State Firearm Regulation – Opposed By the N.R.A. – Becomes the Rationale for Court Action Against San Francisco Gun Ban
[courtesy of California Progress Report]
By Bill Cavala
A veteran of over 30 years in Sacramento
Since Diane Feinstein’s days as Mayor of San Francisco, City politicos have made hay by pushing for local option restrictions on handgun ownership and possession.
The latest effort by Mayor Newsom was recently struck down by the California Court of Appeal and that ruling was affirmed by the California Supreme Court – a great victory for the N.R.A.
The irony lies in the Court of Appeal’s rationale. California has such a complex maze of state law regulating the possession and use of firearms, the Court reasoned there was simply no room remaining for a locality to add further restrictions: the state had preempted the field.

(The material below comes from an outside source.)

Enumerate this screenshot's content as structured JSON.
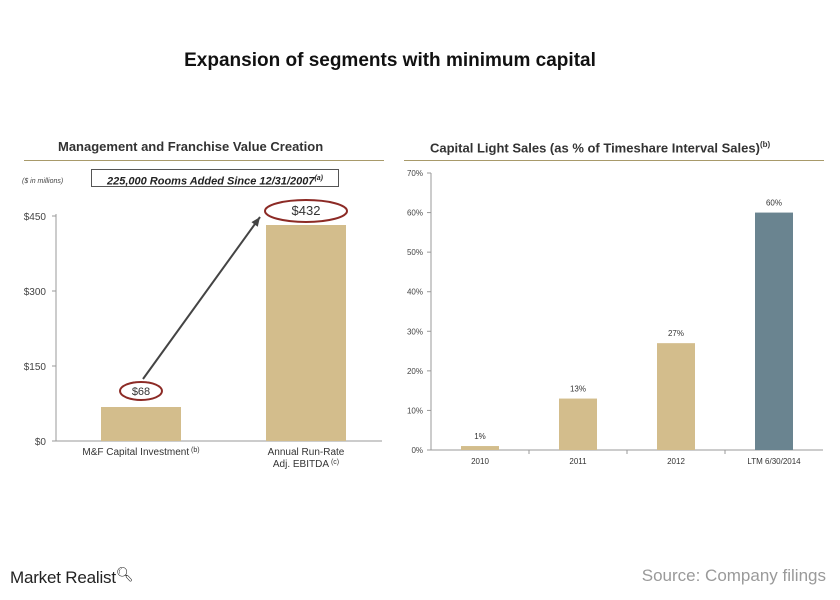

The state regulations that forced the demise of San Francisco’s local gun laws were enacted from the late 1980’s – commencing with two bills authored by former Assemblyman and BOE Member Johan Klehs - to the present. Klehs, – incidentally, is the father of the transfer system which has become a national model.

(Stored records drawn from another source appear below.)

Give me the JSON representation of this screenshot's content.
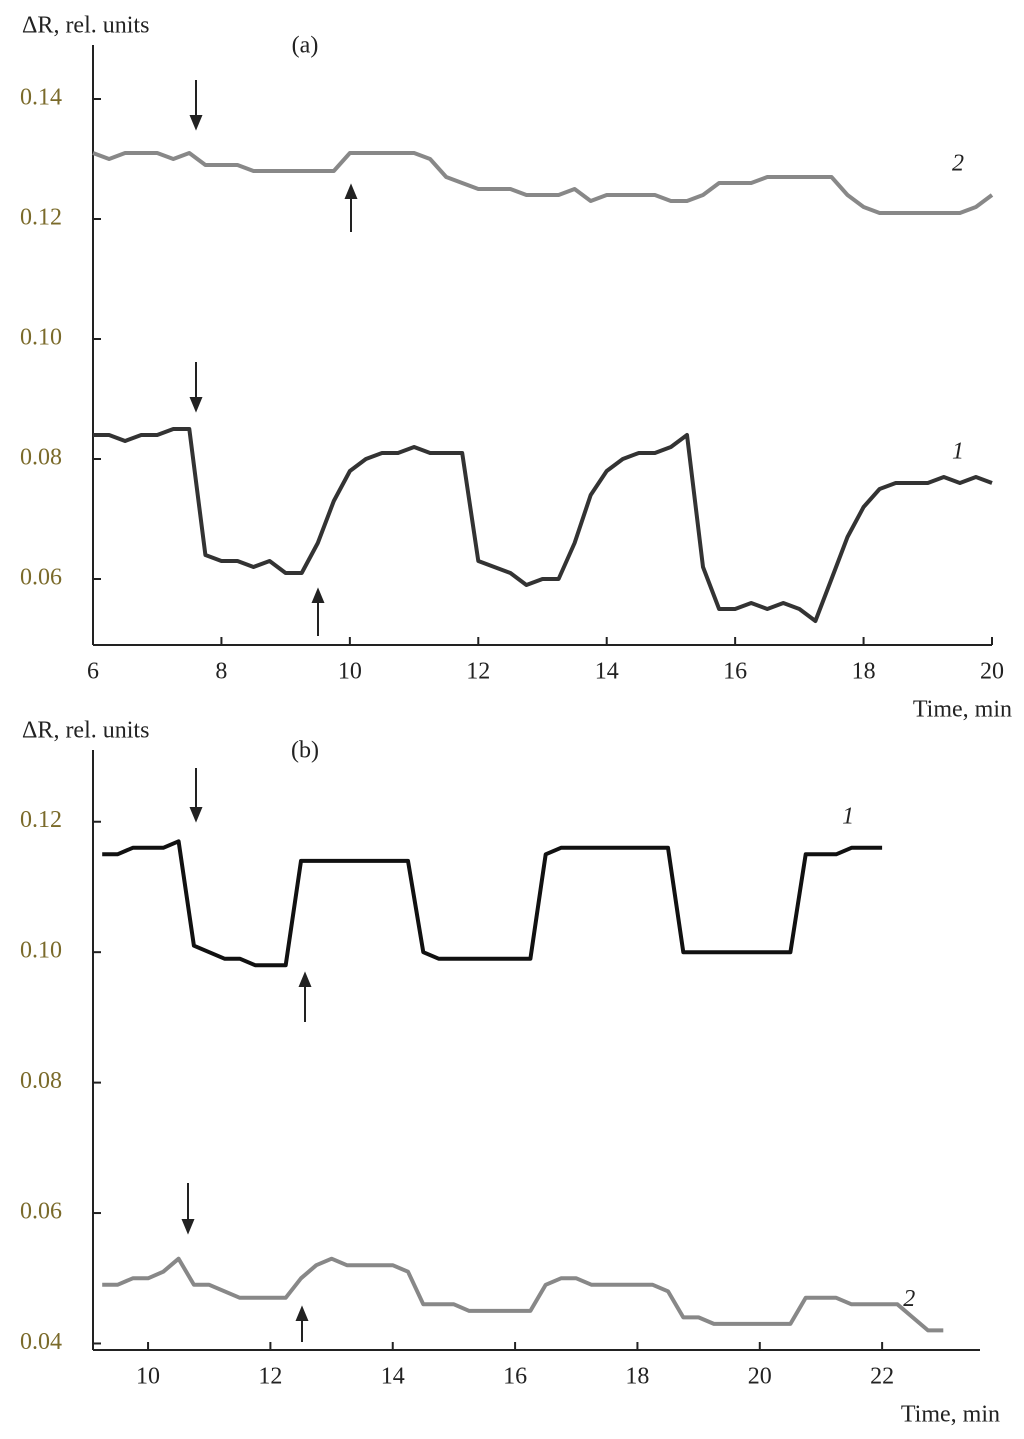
{
  "chart_data": [
    {
      "type": "line",
      "title": "(a)",
      "y_label": "ΔR, rel. units",
      "x_label": "Time, min",
      "x": [
        6,
        6.25,
        6.5,
        6.75,
        7,
        7.25,
        7.5,
        7.75,
        8,
        8.25,
        8.5,
        8.75,
        9,
        9.25,
        9.5,
        9.75,
        10,
        10.25,
        10.5,
        10.75,
        11,
        11.25,
        11.5,
        11.75,
        12,
        12.25,
        12.5,
        12.75,
        13,
        13.25,
        13.5,
        13.75,
        14,
        14.25,
        14.5,
        14.75,
        15,
        15.25,
        15.5,
        15.75,
        16,
        16.25,
        16.5,
        16.75,
        17,
        17.25,
        17.5,
        17.75,
        18,
        18.25,
        18.5,
        18.75,
        19,
        19.25,
        19.5,
        19.75,
        20
      ],
      "series": [
        {
          "name": "1",
          "color": "#333333",
          "values": [
            0.084,
            0.084,
            0.083,
            0.084,
            0.084,
            0.085,
            0.085,
            0.064,
            0.063,
            0.063,
            0.062,
            0.063,
            0.061,
            0.061,
            0.066,
            0.073,
            0.078,
            0.08,
            0.081,
            0.081,
            0.082,
            0.081,
            0.081,
            0.081,
            0.063,
            0.062,
            0.061,
            0.059,
            0.06,
            0.06,
            0.066,
            0.074,
            0.078,
            0.08,
            0.081,
            0.081,
            0.082,
            0.084,
            0.062,
            0.055,
            0.055,
            0.056,
            0.055,
            0.056,
            0.055,
            0.053,
            0.06,
            0.067,
            0.072,
            0.075,
            0.076,
            0.076,
            0.076,
            0.077,
            0.076,
            0.077,
            0.076
          ]
        },
        {
          "name": "2",
          "color": "#888888",
          "values": [
            0.131,
            0.13,
            0.131,
            0.131,
            0.131,
            0.13,
            0.131,
            0.129,
            0.129,
            0.129,
            0.128,
            0.128,
            0.128,
            0.128,
            0.128,
            0.128,
            0.131,
            0.131,
            0.131,
            0.131,
            0.131,
            0.13,
            0.127,
            0.126,
            0.125,
            0.125,
            0.125,
            0.124,
            0.124,
            0.124,
            0.125,
            0.123,
            0.124,
            0.124,
            0.124,
            0.124,
            0.123,
            0.123,
            0.124,
            0.126,
            0.126,
            0.126,
            0.127,
            0.127,
            0.127,
            0.127,
            0.127,
            0.124,
            0.122,
            0.121,
            0.121,
            0.121,
            0.121,
            0.121,
            0.121,
            0.122,
            0.124
          ]
        }
      ],
      "xlim": [
        6,
        20
      ],
      "xticks": [
        6,
        8,
        10,
        12,
        14,
        16,
        18,
        20
      ],
      "ylim": [
        0.049,
        0.149
      ],
      "yticks": [
        0.06,
        0.08,
        {
          "value": 0.1,
          "label": "0.10"
        },
        0.12,
        0.14
      ]
    },
    {
      "type": "line",
      "title": "(b)",
      "y_label": "ΔR, rel. units",
      "x_label": "Time, min",
      "x": [
        9.25,
        9.5,
        9.75,
        10,
        10.25,
        10.5,
        10.75,
        11,
        11.25,
        11.5,
        11.75,
        12,
        12.25,
        12.5,
        12.75,
        13,
        13.25,
        13.5,
        13.75,
        14,
        14.25,
        14.5,
        14.75,
        15,
        15.25,
        15.5,
        15.75,
        16,
        16.25,
        16.5,
        16.75,
        17,
        17.25,
        17.5,
        17.75,
        18,
        18.25,
        18.5,
        18.75,
        19,
        19.25,
        19.5,
        19.75,
        20,
        20.25,
        20.5,
        20.75,
        21,
        21.25,
        21.5,
        21.75,
        22,
        22.25,
        22.5,
        22.75,
        23
      ],
      "series": [
        {
          "name": "1",
          "color": "#111111",
          "values": [
            0.115,
            0.115,
            0.116,
            0.116,
            0.116,
            0.117,
            0.101,
            0.1,
            0.099,
            0.099,
            0.098,
            0.098,
            0.098,
            0.114,
            0.114,
            0.114,
            0.114,
            0.114,
            0.114,
            0.114,
            0.114,
            0.1,
            0.099,
            0.099,
            0.099,
            0.099,
            0.099,
            0.099,
            0.099,
            0.115,
            0.116,
            0.116,
            0.116,
            0.116,
            0.116,
            0.116,
            0.116,
            0.116,
            0.1,
            0.1,
            0.1,
            0.1,
            0.1,
            0.1,
            0.1,
            0.1,
            0.115,
            0.115,
            0.115,
            0.116,
            0.116,
            0.116,
            null,
            null,
            null,
            null
          ]
        },
        {
          "name": "2",
          "color": "#888888",
          "values": [
            0.049,
            0.049,
            0.05,
            0.05,
            0.051,
            0.053,
            0.049,
            0.049,
            0.048,
            0.047,
            0.047,
            0.047,
            0.047,
            0.05,
            0.052,
            0.053,
            0.052,
            0.052,
            0.052,
            0.052,
            0.051,
            0.046,
            0.046,
            0.046,
            0.045,
            0.045,
            0.045,
            0.045,
            0.045,
            0.049,
            0.05,
            0.05,
            0.049,
            0.049,
            0.049,
            0.049,
            0.049,
            0.048,
            0.044,
            0.044,
            0.043,
            0.043,
            0.043,
            0.043,
            0.043,
            0.043,
            0.047,
            0.047,
            0.047,
            0.046,
            0.046,
            0.046,
            0.046,
            0.044,
            0.042,
            0.042
          ]
        }
      ],
      "xlim": [
        9.1,
        23.6
      ],
      "xticks": [
        10,
        12,
        14,
        16,
        18,
        20,
        22
      ],
      "ylim": [
        0.039,
        0.131
      ],
      "yticks": [
        0.04,
        0.06,
        0.08,
        {
          "value": 0.1,
          "label": "0.10"
        },
        0.12
      ]
    }
  ]
}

Virtually, without exception, those laws were opposed by the N.R.A.
Most of the staff work that built California’s regulatory system was accomplished by one of the Legislature’s Attorneys, Irwin Nowick. Nowick, a onetime Board Member of the California Rifle and Pistol Association who, as an active Democrat, was purged as a sop to the Legislature’s Republicans as the NRA sought GOP support to halt regulation of semi-automatic rifles easily convertible to automatic fire.

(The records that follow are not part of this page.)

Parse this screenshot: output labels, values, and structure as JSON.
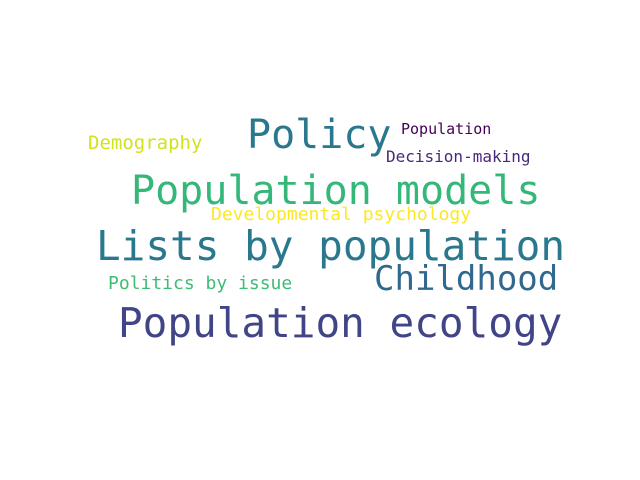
{
  "words": [
    {
      "text": "Population ecology",
      "color": "#414487"
    },
    {
      "text": "Lists by population",
      "color": "#2a788e"
    },
    {
      "text": "Population models",
      "color": "#35b779"
    },
    {
      "text": "Policy",
      "color": "#2a788e"
    },
    {
      "text": "Childhood",
      "color": "#31688e"
    },
    {
      "text": "Developmental psychology",
      "color": "#fde725"
    },
    {
      "text": "Demography",
      "color": "#d2e21b"
    },
    {
      "text": "Politics by issue",
      "color": "#3fbc73"
    },
    {
      "text": "Decision-making",
      "color": "#482878"
    },
    {
      "text": "Population",
      "color": "#440154"
    }
  ]
}
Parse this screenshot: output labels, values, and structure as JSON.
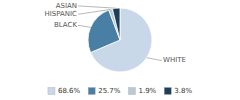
{
  "chart_data": {
    "type": "pie",
    "categories": [
      "WHITE",
      "BLACK",
      "HISPANIC",
      "ASIAN"
    ],
    "values": [
      68.6,
      25.7,
      1.9,
      3.8
    ],
    "value_labels": [
      "68.6%",
      "25.7%",
      "1.9%",
      "3.8%"
    ],
    "colors": [
      "#c8d8e8",
      "#4a7fa5",
      "#b8cad6",
      "#1e3f5a"
    ],
    "legend": "bottom"
  }
}
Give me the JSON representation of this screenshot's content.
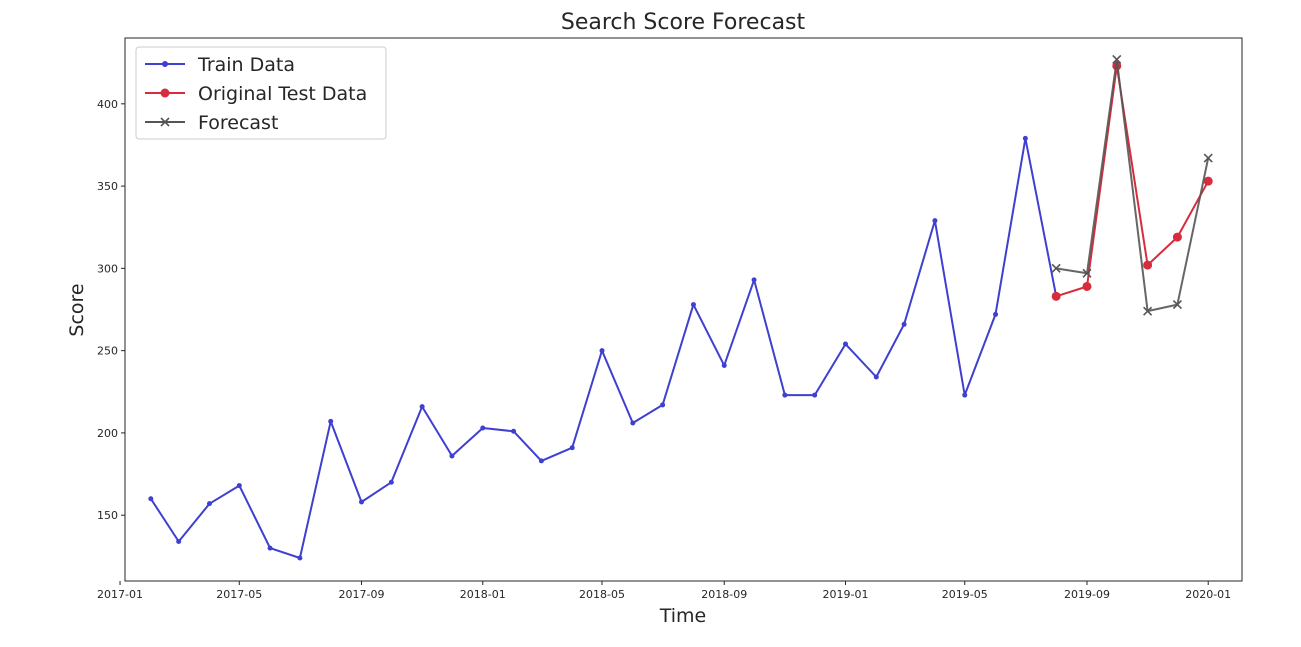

Slowly, incrementally, law was added to the books that closed loopholes and protected the public. Most of these laws were authored by Assembly Democrats and staffed by Nowick.
Transfers of firearms from person to person were negated. Such purchases must now go through a licensed dealer who imposes both a waiting period and a background check – and, de facto, a system for the registration of both the firearm – if it is a handgun - and the firearm owner.
New handgun owners must also take lessons in the safe use and storage of firearms.